Es una insensatez comparar la escisión de Crimea con la presión catalana por una consulta que abra el camino a su separación de España. Aun respaldando al gobierno en la defensa de la legalidad constitucional, la tendencia dramatizadora de algunos de sus miembros calienta los ánimos en lugar de sosegarlos. No cabe mayor contraste con la frialdad de Rajoy, plantado sin gesticulación en un principio jurídico y político. El único reproche al presidente alude a su escasa apertura al diálogo permanente con la Generalitat, que puede frustrarse una o muchas veces sin anular un entendimiento en el minuto final. La carta que juega Artur Mas le despeñaría si intentase rentabilizar el diálogo sin modulación alguna: un fracaso integral que a ningún otro poder interesará paliar. Cualquier acuerdo nace de aproximaciones de las partes en conflicto, y es dudoso que Cataluña se atrinchere en «independencia, o nada» si avista alternativas defendibles. En lugar de excitar el agravio comparativo, Rajoy puede conciliar a los gobiernos PP de la mayoría de las autonomías.

El de Cataluña es un problema rigurosamente nacional, interno, mientras que en el de Crimea ya están implicadas casi todas las potencias mundiales. Para empezar a comparar, el rol invasor de los rusos habría de tener un paralelo en Europa, tesis alucinante que no merece elucubración de clase alguna. Con referéndum o sin él, la legalidad ucraniana ya había sido violada por Moscú. El que un ministro español aventure parangones es imprudente a todas luces, porque ningún ejército va a movilizarse aunque Mas intente sacar las urnas a la calle el 9 de noviembre. El verdadero problema comenzará el día después de la forzada interdicción si el president resulta barrido o, aun cuando no lo sea, tomen la voz cantante los independentistas de siempre.
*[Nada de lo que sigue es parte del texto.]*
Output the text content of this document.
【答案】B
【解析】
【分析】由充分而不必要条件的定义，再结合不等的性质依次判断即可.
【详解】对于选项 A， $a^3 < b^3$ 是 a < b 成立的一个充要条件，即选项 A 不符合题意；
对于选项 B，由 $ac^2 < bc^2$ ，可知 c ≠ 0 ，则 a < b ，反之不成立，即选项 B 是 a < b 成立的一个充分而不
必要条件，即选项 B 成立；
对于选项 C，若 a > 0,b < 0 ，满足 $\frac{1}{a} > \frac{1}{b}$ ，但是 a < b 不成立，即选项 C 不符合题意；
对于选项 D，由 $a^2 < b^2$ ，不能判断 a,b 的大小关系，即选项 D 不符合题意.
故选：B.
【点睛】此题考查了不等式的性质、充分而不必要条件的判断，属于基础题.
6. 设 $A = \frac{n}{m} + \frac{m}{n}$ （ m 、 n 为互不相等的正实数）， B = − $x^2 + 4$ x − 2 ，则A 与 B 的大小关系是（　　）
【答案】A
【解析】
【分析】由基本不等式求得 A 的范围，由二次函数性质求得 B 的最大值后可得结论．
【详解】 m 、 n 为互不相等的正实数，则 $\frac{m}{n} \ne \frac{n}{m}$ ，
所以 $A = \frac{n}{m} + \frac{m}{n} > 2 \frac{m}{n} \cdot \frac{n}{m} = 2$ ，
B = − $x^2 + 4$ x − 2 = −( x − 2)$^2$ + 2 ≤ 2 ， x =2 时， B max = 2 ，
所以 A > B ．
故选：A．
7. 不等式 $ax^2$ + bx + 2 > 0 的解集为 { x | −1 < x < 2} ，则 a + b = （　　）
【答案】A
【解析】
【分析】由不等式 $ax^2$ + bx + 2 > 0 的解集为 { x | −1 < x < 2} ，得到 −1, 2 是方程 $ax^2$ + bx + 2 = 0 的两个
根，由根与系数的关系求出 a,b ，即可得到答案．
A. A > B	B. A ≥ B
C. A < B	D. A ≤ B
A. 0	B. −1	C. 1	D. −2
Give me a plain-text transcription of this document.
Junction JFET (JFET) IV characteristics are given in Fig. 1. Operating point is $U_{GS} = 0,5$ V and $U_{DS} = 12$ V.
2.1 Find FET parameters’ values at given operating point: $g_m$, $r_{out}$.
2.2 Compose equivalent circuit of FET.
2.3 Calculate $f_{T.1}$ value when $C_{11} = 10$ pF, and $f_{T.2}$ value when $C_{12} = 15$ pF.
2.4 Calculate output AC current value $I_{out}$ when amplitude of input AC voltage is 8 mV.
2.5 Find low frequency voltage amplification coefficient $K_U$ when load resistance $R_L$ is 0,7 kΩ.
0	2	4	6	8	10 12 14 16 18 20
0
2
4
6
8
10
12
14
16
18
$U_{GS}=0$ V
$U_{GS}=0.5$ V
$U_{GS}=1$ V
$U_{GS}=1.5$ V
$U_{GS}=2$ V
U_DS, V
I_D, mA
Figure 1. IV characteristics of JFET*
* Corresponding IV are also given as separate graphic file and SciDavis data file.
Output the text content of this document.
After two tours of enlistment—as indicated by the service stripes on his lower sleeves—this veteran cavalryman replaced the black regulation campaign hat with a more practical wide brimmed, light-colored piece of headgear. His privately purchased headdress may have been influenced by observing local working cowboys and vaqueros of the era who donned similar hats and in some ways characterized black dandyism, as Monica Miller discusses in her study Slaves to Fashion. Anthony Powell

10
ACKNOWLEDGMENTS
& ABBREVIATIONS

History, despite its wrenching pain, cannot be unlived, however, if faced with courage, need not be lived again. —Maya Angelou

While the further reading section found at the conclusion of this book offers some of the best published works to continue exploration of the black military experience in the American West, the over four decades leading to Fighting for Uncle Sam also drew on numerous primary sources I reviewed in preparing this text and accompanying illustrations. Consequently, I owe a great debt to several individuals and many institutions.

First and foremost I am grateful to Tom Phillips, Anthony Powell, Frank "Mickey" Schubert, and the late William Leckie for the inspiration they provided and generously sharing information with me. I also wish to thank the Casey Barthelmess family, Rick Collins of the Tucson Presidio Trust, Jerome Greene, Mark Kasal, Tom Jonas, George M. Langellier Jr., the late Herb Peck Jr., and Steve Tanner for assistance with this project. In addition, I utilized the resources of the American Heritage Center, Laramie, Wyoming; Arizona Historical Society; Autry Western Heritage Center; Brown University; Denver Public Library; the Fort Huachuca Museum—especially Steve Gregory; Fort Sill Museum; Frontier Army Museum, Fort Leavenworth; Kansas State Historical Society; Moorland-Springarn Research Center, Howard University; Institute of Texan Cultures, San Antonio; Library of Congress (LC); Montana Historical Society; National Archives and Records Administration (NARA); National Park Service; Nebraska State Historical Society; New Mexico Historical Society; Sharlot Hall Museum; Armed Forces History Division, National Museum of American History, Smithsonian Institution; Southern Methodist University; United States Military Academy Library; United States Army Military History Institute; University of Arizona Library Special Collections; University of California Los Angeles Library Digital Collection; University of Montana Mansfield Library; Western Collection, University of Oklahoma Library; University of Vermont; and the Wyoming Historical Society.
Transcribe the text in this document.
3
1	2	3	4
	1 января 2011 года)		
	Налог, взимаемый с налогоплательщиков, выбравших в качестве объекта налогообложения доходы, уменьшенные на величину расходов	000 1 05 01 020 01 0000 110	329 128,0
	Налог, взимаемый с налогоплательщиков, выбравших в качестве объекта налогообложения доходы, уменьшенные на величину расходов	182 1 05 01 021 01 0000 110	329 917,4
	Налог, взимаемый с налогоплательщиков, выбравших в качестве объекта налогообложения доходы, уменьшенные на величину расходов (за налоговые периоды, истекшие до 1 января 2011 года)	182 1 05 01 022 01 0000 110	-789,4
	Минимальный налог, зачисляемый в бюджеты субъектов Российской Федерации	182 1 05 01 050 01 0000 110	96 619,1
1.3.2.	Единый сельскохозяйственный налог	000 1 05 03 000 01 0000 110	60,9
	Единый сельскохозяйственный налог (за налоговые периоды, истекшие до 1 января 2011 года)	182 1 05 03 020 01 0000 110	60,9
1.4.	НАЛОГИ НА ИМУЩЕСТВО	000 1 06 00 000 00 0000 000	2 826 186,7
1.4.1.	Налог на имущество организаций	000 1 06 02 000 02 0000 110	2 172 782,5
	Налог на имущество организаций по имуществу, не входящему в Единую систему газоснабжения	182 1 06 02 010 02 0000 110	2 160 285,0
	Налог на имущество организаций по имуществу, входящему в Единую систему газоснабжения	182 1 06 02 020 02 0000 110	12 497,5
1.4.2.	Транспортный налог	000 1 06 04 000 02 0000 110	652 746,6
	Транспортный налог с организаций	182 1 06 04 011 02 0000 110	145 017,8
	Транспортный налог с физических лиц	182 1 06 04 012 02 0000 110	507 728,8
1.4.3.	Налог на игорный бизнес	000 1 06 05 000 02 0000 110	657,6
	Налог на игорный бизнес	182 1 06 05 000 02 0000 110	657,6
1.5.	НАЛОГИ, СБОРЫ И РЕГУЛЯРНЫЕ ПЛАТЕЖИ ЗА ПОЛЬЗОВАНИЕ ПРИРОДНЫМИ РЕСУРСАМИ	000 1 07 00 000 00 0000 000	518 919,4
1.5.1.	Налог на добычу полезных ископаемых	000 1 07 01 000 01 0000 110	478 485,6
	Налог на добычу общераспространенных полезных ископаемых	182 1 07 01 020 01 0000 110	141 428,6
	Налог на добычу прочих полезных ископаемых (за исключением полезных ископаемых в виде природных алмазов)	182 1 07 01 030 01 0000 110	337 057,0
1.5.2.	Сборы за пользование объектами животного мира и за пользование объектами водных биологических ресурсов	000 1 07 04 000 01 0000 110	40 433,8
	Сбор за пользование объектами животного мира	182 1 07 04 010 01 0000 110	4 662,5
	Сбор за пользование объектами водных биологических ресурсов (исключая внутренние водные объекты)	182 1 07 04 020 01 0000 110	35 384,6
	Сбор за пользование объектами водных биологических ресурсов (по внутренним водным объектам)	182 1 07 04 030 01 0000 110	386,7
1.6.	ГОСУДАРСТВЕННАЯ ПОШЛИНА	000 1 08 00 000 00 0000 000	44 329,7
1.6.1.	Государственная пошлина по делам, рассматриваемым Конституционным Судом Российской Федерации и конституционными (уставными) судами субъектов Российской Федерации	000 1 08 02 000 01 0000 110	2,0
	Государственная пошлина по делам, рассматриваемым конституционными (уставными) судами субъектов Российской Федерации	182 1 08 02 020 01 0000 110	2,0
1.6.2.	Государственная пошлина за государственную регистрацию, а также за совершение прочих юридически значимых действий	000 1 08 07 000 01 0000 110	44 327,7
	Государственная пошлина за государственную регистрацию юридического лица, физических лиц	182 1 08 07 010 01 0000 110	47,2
Incluso con una declaración unilateral de independencia, es inconcebible la acción de fuerza contra una comunidad con muchos siglos de convivencia nacional.

El único parangón posible es el de Escocia, cuyo referéndum consiente Londres porque lo sabe perdido por los separatistas a pesar de su «concesión» de lealtad a la corona británica y su reivindicación de la esterlina bajo un solo regulador. Lo que allí pase en septiembre condicionará decisivamente lo de noviembre en Cataluña. Sin vinculación al resultado de aquella consulta, el gobierno español debería privarse hasta entonces de atizar el fuego, plantado en el principio de legalidad sin otras adherencias. Descontada la neutralidad internacional, no hay más riesgo que el interno. Con esto y el diálogo activo parece viable reducir la provocación catalana después de Escocia.